[Reopen][Inductor][CPU] Fuse SmoothQuant int8 linear pattern #142036

Xia-Weiwen · 2024-12-04T06:12:26Z

Stack from ghstack (oldest at bottom):

-> [Reopen][Inductor][CPU] Fuse SmoothQuant int8 linear pattern #142036

About the PR
In the implementation of SmoothQuant in Torchao, quantized linear is computed by _int_mm(a, b) + mul(b_scale) + mul(a_scale) (+ optional add for bias) with reshape and convert_dtype in between.
This PR adds a pass to fuse the corresponding patterns:

(no bias) reshape -> _int_mm -> convert_element_type -> (expand -> mul) -> mul -> reshape
(with bias) pattern_no_bias -> add -> reshape -> reshape

The patterns are replaced by onednn.qlinear_pointwise and onednn.qlinear_prepack, the latter of which is evaluated and frozen during the freezing process of Inductor. The final graph contains onednn.qlinear_pointwise only with packed weight constants.

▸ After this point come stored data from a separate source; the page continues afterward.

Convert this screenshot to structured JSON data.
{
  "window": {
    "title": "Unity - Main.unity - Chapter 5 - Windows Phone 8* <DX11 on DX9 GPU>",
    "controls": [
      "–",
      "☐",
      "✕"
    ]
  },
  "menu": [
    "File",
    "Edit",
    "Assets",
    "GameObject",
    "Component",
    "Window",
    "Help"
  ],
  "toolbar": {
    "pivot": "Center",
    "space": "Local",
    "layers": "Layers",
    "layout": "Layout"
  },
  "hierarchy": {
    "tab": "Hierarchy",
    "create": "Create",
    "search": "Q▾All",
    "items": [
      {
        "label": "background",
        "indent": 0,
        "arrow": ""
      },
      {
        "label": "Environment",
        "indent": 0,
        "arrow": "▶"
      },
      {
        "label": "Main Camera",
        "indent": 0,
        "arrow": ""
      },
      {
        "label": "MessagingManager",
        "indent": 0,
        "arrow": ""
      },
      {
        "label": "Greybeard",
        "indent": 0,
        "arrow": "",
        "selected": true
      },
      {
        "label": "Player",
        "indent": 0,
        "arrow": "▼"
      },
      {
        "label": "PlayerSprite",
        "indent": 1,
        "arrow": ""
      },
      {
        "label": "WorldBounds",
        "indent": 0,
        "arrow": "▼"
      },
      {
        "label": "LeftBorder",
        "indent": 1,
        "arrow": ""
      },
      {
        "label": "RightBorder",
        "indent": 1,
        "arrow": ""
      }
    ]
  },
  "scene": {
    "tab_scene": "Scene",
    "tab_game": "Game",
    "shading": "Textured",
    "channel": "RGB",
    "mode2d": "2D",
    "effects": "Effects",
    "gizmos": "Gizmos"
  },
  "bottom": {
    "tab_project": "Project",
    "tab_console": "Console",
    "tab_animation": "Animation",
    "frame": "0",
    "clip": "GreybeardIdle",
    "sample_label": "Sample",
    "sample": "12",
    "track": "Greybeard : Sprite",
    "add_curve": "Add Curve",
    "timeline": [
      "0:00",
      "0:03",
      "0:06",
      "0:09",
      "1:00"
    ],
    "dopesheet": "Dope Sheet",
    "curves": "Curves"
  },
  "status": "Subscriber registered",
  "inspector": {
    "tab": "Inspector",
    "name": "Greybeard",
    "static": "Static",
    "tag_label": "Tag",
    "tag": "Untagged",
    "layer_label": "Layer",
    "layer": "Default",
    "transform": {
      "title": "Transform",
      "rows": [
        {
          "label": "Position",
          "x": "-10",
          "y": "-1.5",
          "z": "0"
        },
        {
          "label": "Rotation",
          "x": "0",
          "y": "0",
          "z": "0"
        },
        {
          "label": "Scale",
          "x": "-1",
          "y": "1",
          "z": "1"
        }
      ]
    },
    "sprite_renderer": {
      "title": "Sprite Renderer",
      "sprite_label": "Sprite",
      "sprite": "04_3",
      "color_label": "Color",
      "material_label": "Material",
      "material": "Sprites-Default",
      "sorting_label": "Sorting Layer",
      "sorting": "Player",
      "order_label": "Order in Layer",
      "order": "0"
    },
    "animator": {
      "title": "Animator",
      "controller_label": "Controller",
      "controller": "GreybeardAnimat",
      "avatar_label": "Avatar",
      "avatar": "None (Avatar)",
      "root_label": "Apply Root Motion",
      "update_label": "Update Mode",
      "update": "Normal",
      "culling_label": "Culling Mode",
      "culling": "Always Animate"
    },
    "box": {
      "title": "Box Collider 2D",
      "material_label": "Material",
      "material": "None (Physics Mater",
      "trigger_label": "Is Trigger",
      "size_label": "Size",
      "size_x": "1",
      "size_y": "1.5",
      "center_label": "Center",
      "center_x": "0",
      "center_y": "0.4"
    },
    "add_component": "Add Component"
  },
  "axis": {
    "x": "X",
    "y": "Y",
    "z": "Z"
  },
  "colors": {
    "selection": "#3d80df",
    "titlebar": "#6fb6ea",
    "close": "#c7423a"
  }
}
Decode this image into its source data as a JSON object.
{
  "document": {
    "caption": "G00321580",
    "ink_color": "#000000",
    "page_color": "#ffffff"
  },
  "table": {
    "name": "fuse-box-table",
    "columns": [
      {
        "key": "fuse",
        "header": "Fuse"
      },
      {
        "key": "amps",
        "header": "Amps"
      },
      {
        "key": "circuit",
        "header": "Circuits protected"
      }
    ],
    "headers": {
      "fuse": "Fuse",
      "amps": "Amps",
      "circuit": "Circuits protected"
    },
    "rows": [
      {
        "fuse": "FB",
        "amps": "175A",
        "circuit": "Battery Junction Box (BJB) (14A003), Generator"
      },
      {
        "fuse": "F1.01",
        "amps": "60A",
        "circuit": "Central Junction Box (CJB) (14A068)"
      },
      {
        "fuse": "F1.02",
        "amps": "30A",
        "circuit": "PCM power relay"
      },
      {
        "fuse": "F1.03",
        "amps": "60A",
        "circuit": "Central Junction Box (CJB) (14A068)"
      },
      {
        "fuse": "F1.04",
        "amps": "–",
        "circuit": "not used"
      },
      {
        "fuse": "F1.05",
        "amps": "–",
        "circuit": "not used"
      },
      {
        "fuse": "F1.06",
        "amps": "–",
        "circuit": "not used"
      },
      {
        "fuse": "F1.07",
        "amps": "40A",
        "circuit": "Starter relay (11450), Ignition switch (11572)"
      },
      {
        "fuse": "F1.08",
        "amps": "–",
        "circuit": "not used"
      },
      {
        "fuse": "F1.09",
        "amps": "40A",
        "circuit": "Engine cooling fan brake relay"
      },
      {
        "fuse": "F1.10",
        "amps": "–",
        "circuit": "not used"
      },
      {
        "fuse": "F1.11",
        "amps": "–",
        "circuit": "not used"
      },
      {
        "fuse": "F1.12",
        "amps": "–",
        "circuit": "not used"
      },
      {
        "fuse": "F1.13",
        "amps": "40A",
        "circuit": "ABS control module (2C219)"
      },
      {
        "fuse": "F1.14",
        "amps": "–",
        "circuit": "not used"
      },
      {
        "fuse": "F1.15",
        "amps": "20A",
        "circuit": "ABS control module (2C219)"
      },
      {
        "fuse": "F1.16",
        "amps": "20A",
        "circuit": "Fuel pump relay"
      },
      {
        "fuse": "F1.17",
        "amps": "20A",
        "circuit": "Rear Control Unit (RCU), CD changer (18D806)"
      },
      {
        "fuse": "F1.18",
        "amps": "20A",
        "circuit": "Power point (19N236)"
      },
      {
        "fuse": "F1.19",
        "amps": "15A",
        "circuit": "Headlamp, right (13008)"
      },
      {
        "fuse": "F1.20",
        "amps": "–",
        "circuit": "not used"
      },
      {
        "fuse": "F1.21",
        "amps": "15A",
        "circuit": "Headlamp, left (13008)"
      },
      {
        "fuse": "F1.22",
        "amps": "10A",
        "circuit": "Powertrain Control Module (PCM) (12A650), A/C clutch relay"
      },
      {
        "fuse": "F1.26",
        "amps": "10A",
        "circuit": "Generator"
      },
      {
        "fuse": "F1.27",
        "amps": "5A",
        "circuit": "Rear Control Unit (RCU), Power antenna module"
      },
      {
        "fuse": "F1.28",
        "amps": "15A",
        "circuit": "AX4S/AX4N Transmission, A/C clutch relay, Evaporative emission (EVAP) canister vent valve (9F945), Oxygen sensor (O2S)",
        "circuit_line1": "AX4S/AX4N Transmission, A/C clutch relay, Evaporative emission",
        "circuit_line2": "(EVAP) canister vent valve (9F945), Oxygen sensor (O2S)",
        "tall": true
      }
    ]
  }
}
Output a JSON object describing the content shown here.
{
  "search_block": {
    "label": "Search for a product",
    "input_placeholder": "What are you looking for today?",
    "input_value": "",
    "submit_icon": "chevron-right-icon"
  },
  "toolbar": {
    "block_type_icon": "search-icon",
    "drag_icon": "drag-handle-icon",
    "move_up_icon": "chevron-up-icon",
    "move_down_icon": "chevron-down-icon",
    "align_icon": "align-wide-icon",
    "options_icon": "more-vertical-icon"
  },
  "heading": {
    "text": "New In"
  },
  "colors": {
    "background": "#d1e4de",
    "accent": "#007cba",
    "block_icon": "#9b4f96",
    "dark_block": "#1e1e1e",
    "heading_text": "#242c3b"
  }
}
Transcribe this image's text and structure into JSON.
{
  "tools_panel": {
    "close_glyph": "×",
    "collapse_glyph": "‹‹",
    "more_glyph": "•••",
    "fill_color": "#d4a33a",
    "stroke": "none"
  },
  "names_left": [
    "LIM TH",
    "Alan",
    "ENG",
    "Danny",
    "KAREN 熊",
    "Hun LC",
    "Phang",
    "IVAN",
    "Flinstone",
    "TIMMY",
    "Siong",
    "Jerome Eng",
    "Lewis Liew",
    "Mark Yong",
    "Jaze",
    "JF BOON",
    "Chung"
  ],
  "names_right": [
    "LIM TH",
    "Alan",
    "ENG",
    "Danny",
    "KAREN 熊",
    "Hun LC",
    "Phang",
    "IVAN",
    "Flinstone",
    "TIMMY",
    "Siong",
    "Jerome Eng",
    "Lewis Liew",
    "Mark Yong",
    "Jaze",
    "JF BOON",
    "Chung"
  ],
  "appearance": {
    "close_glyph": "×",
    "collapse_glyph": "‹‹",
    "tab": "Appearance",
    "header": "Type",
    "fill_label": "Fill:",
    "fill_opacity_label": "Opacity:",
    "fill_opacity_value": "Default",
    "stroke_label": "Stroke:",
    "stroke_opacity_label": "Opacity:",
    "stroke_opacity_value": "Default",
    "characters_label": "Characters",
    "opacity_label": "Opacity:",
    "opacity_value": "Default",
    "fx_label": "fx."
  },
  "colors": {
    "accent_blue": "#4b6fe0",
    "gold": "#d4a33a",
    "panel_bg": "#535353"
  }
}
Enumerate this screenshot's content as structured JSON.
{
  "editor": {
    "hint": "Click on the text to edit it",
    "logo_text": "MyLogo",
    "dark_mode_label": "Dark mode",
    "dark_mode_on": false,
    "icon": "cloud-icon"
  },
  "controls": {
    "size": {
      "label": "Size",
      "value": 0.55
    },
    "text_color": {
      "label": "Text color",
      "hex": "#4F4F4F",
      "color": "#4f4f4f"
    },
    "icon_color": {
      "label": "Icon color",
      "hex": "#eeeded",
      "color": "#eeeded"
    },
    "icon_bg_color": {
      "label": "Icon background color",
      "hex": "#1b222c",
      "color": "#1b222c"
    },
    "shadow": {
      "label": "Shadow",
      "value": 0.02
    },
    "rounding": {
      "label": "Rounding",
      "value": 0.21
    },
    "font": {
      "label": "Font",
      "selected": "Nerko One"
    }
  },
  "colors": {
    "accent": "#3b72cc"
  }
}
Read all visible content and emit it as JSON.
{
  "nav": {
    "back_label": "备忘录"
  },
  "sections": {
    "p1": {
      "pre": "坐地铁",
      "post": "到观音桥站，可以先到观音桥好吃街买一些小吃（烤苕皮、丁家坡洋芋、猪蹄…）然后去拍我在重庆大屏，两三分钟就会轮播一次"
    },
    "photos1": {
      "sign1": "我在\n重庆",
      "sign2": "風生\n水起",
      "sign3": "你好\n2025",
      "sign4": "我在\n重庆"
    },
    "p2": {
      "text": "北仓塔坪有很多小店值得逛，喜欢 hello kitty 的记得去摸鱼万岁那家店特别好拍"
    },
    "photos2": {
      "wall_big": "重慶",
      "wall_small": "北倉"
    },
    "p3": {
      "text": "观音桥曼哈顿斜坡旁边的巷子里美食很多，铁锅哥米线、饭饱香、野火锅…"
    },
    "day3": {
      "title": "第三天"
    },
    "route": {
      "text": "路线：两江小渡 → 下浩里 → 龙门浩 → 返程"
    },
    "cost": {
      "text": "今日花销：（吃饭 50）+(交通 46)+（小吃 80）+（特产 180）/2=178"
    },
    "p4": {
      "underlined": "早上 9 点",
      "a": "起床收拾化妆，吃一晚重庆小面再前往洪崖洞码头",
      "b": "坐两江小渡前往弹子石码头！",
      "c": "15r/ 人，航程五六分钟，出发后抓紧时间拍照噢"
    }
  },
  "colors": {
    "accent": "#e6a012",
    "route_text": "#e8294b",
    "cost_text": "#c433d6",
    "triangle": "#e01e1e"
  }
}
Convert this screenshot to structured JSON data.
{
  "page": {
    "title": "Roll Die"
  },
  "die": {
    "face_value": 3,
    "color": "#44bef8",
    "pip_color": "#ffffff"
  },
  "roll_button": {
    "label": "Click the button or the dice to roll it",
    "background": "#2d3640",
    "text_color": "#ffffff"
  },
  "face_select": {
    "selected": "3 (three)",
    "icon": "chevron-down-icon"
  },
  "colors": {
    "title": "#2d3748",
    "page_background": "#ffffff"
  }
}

Note that onednn.qlinear_pointwise only supports a scalar activation scale, which is a limitation of oneDNN library, so in that case we set activation scale to 1 and bias to none and apply scales and add bias after onednn.qlinear_pointwise.

Validation results
Accuracy/perplexity is not changed with or without this fusion pass.
Latency is improved by >10% with the fusion pass.
Test method:

Model: EleutherAI/gpt-j-6b
Hardware: Intel(R) Xeon(R) Platinum 8490H, running on 1 socket, 60 cores
Using Intel OMP and Tcmalloc
Running the example script of SmoothQuant in Torchao with TORCHINDUCTOR_FREEZING=1 numactl -N1 python example.py -m EleutherAI/gpt-j-6b --device=cpu --quant-mode=dynamic --compile

Test plan

python test/inductor/test_mkldnn_pattern_matcher.py -k test_smooth_quant_with_int_mm

cc @jgong5 @mingfeima @XiaobingSuper @sanchitintel @ashokei @jingxu10 @voznesenskym @penguinwu @EikanWang @Guobing-Chen @zhuhaozhe @blzheng @wenzhe-nrv @jiayisunx @ipiszy @yf225 @chenyang78 @kadeng @muchulee8 @ColinPeppler @amjames @desertfire @chauhang @aakhundov

Differential Revision: D66796966

[ghstack-poisoned]

pytorch-bot · 2024-12-04T06:12:30Z

🔗 Helpful Links

🧪 See artifacts and rendered test results at hud.pytorch.org/pr/142036

📄 Preview Python docs built from this PR
📄 Preview C++ docs built from this PR
❓ Need help or want to give feedback on the CI? Visit the bot commands wiki or our office hours

Note: Links to docs will display an error until the docs builds have been completed.

✅ You can merge normally! (1 Unrelated Failure)

As of commit f3d6c5a with merge base b576a8c ():

BROKEN TRUNK - The following job failed but were present on the merge base:

👉 Rebase onto the `viable/strict` branch to avoid these failures

trunk / macos-py3-arm64 / test (default, 3, 3, macos-m1-stable) (gh) (trunk failure)
test_accelerator.py::TestAccelerator::test_generic_stream_behavior

This comment was automatically generated by Dr. CI and updates every 15 minutes.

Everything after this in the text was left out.